Postcards, Business Cards, and Plane Tickets, Oh My!
Though it's still two months away, I have NCECA on my mind in a big way. I have a list of things that need to get done before then, from business cards to plane tickets. Seriously, it's been so long since I purchased a plane ticket that I don't know how anymore. I keep checking back on expedia and kayak.com and a few others, but it feels like this can't be the way people do it. As a side note, did you know that airfare sites will save your IP data and what dates you were looking for, and then charge you more for the specific dates you searched?? Seems like that ought to be illegal, a crime of general assholery. So, do your searches from your own computer, but when you are ready to buy your ticket, do it from someone else's, or from the public library.
In addition, to take full advantage of my brief turn on the stage, I need to have postcards made, with contact information. Postcards are just generally a good idea; I'll have business cards also, but postcards get taped up onto studio walls and stuck on people's refrigerators - they stick around longer, and keep your work visible.

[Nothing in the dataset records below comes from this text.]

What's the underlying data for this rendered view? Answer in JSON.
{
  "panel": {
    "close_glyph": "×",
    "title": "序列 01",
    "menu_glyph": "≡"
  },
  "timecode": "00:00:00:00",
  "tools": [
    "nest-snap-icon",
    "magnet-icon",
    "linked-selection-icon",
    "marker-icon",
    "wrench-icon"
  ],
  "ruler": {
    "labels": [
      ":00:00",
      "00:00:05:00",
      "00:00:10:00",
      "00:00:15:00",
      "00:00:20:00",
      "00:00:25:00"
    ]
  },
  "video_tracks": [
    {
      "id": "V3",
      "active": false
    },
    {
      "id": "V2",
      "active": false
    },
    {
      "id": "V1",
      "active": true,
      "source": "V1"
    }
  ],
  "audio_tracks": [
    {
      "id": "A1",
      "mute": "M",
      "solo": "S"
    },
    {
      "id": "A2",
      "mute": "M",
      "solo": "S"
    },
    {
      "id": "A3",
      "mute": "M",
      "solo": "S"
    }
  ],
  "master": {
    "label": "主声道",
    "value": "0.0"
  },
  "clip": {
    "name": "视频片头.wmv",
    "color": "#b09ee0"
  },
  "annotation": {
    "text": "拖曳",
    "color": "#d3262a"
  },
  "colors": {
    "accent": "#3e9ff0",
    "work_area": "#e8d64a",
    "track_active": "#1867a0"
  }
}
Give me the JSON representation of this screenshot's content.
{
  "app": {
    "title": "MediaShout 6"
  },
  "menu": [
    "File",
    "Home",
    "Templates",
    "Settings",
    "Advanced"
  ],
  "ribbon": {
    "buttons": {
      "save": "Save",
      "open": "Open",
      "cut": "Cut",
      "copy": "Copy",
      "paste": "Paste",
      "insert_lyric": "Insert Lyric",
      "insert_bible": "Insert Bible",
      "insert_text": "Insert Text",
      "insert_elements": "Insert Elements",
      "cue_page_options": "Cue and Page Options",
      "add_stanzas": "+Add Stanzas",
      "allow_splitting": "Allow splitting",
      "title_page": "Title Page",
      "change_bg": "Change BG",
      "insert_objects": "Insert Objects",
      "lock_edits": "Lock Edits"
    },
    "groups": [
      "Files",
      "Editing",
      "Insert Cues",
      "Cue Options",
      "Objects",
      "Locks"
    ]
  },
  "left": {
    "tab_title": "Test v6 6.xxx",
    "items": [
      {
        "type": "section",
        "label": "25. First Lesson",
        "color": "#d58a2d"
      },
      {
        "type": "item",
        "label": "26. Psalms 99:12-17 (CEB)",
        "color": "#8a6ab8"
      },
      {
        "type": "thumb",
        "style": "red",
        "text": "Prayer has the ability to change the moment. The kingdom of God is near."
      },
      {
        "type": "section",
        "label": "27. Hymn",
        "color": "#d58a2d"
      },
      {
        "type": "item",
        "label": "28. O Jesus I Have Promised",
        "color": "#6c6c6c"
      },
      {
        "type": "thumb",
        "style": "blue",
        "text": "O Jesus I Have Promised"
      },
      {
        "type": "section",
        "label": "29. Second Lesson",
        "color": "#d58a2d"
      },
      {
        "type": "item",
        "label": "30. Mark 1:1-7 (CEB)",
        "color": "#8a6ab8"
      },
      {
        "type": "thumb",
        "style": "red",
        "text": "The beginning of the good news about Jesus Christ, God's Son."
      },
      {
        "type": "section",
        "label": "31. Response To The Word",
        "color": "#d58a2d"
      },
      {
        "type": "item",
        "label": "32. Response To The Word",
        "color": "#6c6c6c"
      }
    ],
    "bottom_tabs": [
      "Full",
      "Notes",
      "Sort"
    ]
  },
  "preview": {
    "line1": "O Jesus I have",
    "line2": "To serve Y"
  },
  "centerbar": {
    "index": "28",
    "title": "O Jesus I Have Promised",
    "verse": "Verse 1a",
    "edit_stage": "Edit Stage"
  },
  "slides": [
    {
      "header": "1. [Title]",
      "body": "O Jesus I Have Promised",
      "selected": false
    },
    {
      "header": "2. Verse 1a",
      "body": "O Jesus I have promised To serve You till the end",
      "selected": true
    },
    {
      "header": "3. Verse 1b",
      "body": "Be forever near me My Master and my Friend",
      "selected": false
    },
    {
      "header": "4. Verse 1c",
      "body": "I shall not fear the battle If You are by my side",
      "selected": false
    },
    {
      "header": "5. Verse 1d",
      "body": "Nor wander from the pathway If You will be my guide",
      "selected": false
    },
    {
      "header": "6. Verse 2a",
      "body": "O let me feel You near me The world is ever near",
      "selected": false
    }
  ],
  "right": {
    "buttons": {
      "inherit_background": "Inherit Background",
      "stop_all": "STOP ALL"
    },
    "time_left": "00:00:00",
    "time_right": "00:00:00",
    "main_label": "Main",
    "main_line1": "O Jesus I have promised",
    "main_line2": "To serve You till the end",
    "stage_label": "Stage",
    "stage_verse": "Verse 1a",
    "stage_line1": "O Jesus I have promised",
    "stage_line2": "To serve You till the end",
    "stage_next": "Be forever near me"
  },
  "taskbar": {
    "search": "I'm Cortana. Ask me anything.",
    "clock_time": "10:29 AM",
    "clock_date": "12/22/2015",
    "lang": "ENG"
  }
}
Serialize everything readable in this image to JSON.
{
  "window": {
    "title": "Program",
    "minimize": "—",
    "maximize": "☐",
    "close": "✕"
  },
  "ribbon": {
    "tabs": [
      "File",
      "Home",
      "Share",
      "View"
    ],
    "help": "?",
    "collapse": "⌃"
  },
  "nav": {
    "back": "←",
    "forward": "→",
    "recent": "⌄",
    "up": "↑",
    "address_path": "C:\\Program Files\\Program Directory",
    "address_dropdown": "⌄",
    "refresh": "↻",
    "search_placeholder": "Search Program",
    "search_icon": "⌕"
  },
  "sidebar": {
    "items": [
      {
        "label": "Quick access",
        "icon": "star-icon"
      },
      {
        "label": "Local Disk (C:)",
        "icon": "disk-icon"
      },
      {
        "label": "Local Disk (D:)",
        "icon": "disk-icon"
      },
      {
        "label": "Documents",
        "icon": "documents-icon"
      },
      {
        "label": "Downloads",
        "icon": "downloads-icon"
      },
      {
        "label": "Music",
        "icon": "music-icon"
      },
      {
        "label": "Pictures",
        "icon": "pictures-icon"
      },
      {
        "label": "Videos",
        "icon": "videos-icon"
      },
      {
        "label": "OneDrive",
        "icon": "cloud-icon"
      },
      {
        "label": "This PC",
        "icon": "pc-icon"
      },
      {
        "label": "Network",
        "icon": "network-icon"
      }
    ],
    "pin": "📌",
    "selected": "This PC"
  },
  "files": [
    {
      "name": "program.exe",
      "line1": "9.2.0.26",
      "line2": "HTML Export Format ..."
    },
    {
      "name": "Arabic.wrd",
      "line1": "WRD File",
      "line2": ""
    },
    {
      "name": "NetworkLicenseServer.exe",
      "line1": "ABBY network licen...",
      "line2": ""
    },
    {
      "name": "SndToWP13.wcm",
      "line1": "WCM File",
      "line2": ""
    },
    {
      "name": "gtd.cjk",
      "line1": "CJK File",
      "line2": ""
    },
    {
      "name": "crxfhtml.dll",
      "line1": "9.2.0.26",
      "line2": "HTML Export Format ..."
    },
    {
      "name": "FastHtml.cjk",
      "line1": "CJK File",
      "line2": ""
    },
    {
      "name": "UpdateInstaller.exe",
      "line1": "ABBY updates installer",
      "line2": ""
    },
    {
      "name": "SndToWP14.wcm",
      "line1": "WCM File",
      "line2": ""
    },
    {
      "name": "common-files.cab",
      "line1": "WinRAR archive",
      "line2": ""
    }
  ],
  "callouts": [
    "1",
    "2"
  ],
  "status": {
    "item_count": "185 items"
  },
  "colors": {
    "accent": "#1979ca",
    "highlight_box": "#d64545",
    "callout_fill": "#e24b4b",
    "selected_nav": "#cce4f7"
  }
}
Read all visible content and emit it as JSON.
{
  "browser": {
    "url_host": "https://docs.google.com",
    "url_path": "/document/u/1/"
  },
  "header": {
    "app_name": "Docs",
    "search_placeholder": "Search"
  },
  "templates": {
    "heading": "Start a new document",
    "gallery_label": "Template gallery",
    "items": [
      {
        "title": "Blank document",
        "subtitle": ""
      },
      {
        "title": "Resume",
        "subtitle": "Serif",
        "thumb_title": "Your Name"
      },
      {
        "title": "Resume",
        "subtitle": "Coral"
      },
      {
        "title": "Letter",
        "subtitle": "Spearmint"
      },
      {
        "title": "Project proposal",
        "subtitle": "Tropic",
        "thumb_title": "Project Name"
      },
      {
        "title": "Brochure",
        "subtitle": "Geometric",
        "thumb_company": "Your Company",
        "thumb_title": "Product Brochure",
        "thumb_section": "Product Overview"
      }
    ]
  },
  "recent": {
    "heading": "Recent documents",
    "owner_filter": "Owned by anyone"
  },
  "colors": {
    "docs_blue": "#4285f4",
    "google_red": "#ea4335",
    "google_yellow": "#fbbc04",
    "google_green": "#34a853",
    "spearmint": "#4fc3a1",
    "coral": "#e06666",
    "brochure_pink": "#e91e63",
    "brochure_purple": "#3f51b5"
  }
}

The usual approach to postcards is to choose one good, representative piece, put that image on one side, and your contact info on the back. Regular readers of this blog know that I am almost constitutionally incapable of just doing things the tried-and-true way, without at least trying a different approach. Sometimes this works for me, as it did with my art fair display(or is. Or will. It's a work in progress.) Sometimes i learn that the conventional wisdom is conventional for a reason, and my novel idea falls flat. In any case, I am at it again: I like the way my work looks in grouping, so I decided to go with a collage, above or my postcard image. The collage also lets me put the business name (Fine Mess Pottery, in case you forgot :) )on the front, in a way that's more casual than the Black-Times-Roman, all-caps text along the bottom that you often see. Those always look like they should be engraved on a tomb, to me. My work is casual and fun and not at all funereal; why can't the design of the postcard reflect some of those qualities?
The back will have my name, the business name again, the website and email address and hmmm...I suppose I ought to put a phone number.